Norton stated that the recognition is indeed constructed to honor “all” Blacks that served in the war to grant emancipation to enslaved Americans.

{snip}

The archive states that by the conclusion of the Civil War, 10 percent of the Union Army were Black, totaling 179,000 African American soldiers in the branch’s ranks. The Navy boasted 19,000 soldiers serving on their ships.
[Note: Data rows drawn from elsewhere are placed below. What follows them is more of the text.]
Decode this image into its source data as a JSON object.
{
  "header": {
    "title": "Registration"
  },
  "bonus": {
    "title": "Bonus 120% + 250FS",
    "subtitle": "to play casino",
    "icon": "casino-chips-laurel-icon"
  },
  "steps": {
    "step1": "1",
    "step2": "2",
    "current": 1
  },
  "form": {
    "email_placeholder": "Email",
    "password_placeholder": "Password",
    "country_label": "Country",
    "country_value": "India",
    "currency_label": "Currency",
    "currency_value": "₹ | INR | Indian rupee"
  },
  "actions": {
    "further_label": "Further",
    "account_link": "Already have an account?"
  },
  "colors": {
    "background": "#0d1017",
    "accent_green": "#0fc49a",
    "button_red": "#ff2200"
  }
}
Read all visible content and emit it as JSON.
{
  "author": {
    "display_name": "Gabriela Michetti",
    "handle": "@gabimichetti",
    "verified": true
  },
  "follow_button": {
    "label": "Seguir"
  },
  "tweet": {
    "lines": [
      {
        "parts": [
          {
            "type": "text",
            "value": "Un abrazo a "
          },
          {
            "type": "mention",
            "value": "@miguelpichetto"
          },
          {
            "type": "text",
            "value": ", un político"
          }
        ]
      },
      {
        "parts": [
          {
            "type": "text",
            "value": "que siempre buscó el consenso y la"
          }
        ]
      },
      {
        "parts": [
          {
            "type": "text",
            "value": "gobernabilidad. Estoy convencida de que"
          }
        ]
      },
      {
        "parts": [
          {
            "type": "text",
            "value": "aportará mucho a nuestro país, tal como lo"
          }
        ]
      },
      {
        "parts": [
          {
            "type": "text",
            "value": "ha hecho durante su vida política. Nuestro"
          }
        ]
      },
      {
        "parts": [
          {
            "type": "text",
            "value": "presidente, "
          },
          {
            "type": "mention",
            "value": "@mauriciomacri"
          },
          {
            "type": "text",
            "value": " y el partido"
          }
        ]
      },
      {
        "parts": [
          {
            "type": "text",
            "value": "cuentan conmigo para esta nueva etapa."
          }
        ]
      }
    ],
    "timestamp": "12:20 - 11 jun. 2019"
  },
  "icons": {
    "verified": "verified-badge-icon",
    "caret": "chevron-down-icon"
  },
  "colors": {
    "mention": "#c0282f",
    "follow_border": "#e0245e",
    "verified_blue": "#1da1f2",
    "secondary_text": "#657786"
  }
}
Remarkably, reports say that of the approximately 40,000 Black soldiers that died in the Civil War, three-quarters of them died from infection or disease, not in active duty. {snip}

Listed among the jobs Blacks served in are carpenters, chaplains, cooks, guards, laborers, nurses, scouts, spies, steamboat pilots, surgeons, and teamsters who also contributed to the war cause. Some soldiers did actually fight in the war.

{snip}

By the end of the war, 80 Blacks of the 200,000 soldiers were commissioned as officers and only 16 Blacks of that number were given the Medal of Honor.